In deze zaak heeft eiseres beroep ingesteld tegen de Belastingdienst/Toeslagen omdat zij van mening is dat verweerder niet tijdig heeft beslist op haar aanvraag van 25 mei 2021 voor herbeoordeling van de kinderopvangtoeslag. De rechtbank heeft op 26 juni 2023 uitspraak gedaan in deze enkelvoudige kamer. Verweerder heeft op 15 mei 2023 een verweerschrift ingediend, maar geen van de partijen heeft verzocht om een zitting. De rechtbank heeft het onderzoek daarop gesloten.
De rechtbank overweegt dat tegen het niet tijdig nemen van een besluit beroep kan worden ingesteld zodra het bestuursorgaan in gebreke is en twee weken zijn verstreken na een schriftelijke ingebrekestelling. In deze zaak is niet in geschil dat de beslistermijn is overschreden. Eiseres heeft op 8 juni 2022 verweerder in gebreke gesteld en heeft meer dan twee weken later, op 12 april 2023, beroep ingesteld.
De rechtbank oordeelt dat het beroep kennelijk gegrond is. Verweerder moet alsnog een besluit nemen, en de rechtbank bepaalt dat dit binnen twee weken na de uitspraak moet gebeuren. In bijzondere gevallen kan de rechtbank een andere termijn vaststellen. De rechtbank verwijst naar een eerdere uitspraak van 14 april 2023, waarin is bepaald dat verweerder in soortgelijke zaken een beslistermijn tot 1 juli 2024 krijgt.

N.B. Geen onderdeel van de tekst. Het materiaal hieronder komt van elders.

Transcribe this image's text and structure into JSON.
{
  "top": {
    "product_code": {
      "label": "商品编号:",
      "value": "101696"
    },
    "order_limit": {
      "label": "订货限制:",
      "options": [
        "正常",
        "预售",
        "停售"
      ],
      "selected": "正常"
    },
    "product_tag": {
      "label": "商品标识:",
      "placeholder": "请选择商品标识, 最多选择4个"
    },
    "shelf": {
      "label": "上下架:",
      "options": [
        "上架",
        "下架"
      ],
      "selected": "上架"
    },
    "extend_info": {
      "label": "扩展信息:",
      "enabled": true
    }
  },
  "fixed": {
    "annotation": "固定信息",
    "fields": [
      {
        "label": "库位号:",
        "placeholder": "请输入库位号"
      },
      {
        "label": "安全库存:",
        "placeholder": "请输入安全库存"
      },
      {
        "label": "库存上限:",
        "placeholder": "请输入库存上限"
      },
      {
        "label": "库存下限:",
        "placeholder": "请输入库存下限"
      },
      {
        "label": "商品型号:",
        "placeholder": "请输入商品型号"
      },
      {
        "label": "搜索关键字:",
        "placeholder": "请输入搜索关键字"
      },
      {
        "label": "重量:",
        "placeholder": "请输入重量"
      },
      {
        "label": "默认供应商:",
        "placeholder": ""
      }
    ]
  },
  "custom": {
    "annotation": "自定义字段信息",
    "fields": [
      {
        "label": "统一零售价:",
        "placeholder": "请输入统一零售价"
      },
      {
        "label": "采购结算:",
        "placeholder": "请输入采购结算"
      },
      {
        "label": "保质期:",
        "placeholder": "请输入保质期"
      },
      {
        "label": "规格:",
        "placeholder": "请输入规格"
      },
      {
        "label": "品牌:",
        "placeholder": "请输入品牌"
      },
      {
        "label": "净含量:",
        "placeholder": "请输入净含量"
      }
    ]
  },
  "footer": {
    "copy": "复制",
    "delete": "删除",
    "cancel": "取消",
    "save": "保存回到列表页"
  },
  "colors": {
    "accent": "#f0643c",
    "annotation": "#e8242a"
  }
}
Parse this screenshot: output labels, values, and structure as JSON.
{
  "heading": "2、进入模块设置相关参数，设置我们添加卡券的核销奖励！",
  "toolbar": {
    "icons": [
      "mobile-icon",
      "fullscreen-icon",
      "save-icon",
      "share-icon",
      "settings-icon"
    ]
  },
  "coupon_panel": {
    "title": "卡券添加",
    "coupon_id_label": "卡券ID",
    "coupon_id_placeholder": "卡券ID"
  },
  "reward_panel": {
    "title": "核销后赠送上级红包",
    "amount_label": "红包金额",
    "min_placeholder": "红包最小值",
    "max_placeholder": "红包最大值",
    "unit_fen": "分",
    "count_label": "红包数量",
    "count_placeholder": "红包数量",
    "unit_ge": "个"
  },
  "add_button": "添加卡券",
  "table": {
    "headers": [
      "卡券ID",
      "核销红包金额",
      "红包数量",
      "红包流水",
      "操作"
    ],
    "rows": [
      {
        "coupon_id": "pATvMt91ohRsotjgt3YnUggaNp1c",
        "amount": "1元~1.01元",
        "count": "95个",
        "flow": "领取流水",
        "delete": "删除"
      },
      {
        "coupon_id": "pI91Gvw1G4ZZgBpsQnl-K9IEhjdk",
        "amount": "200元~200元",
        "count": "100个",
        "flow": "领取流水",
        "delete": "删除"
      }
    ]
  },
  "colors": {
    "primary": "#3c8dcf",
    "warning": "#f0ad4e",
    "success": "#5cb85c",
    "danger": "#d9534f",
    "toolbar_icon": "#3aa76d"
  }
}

Daarnaast heeft de rechtbank bepaald dat verweerder een dwangsom van € 100,- per dag moet betalen voor elke dag dat hij de beslistermijn overschrijdt, met een maximum van € 15.000,-. Eiseres krijgt ook een vergoeding voor de proceskosten van € 418,50 en het door haar betaalde griffierecht van € 50,- moet door verweerder worden vergoed. De uitspraak is gedaan door mr. M. Eversteijn, rechter, en is openbaar uitgesproken op 26 juni 2023.